Ayşegül KARAKÜLHANCI
ARTI GERÇEK- Almanya'da 2000-2007 yılları arasında, 8'i Türkiye kökenli 1'i Yunan olmak üzere 9 göçmene karşı faili meçhul cinayetler işlendi. Bu cinayetlerin sıradan cinayetler değil planlı ırkçı cinayetler olduğu ise tesadüfen ortaya çıktı. 2011 yılında bir banka soygunu sonrasında faillerin yaşadığı karavana polisin yaklaşınca yakalanacaklarını anlayan zanlılar karavanı ateşe vererek intihar ettiler.
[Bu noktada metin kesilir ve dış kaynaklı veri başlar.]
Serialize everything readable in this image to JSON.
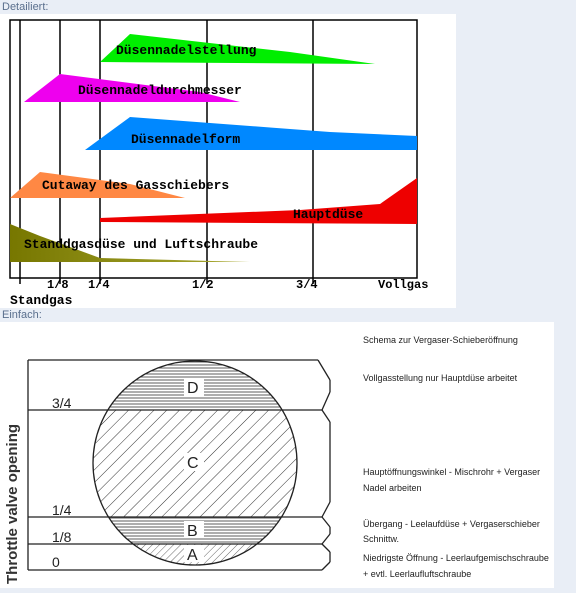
{
  "sections": {
    "detailed_label": "Detailiert:",
    "simple_label": "Einfach:"
  },
  "detailed_chart": {
    "bands": [
      {
        "label": "Düsennadelstellung",
        "color": "#00ee00"
      },
      {
        "label": "Düsennadeldurchmesser",
        "color": "#ee00ee"
      },
      {
        "label": "Düsennadelform",
        "color": "#0088ff"
      },
      {
        "label": "Cutaway des Gasschiebers",
        "color": "#ff8844"
      },
      {
        "label": "Hauptdüse",
        "color": "#ee0000"
      },
      {
        "label": "Standdgasdüse und Luftschraube",
        "color": "#888800"
      }
    ],
    "tick_labels": [
      "1/8",
      "1/4",
      "1/2",
      "3/4",
      "Vollgas"
    ],
    "idle_label": "Standgas"
  },
  "simple_diagram": {
    "axis_label": "Throttle valve opening",
    "levels": [
      "3/4",
      "1/4",
      "1/8",
      "0"
    ],
    "zones": [
      "D",
      "C",
      "B",
      "A"
    ],
    "title": "Schema zur Vergaser-Schieberöffnung",
    "notes": [
      [
        "Vollgasstellung nur Hauptdüse arbeitet"
      ],
      [
        "Hauptöffnungswinkel - Mischrohr + Vergaser",
        "Nadel arbeiten"
      ],
      [
        "Übergang - Leelaufdüse + Vergaserschieber",
        "Schnittw."
      ],
      [
        "Niedrigste Öffnung - Leerlaufgemischschraube",
        "+ evtl. Leerlaufluftschraube"
      ]
    ]
  }
}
Polisin karavanda ve bu olayın sonrasında kundaklanan bir başka evde yaptığı araştırma, bu seri cinayetlerin arkasında ismine Nasyonalsosyalist Yeraltı Örgütü (NSU) adı verilen bir Neonazi örgütünün olduğunu ortaya çıkardı.
Örgüt işlediği bütün cinayetleri fotoğraflamış ve bir film haline getirmişti. Örgütün hayatta kalan tek üyesinin yargılandığı dava sürecinde yıllarca cinayet işleyen bu kişilerin neden yakalanamadıklarına ilişkin ip uçları çıktı. Davayı başından beri izleyen Evrensel gazetesi Almanya temsilcisi gazeteci Yücel Özdemir, yalnızca bu cinayetleri değil Almanya’da göçmenlere yönelik Neonazi cinayetlerinin geçmişini ve Almanya’da tekrar ortaya çıkan ırkçılığı inceleyen 'Neonazi-İstihabarat-Emniyet üçgeninde NSU Cinayetleri' adlı bir kitap yazdı. Bu kitap aynı zamanda NSU cinayetleri ile ilgili ilk Türkçe kaynak olması bakımından da oldukça önemli.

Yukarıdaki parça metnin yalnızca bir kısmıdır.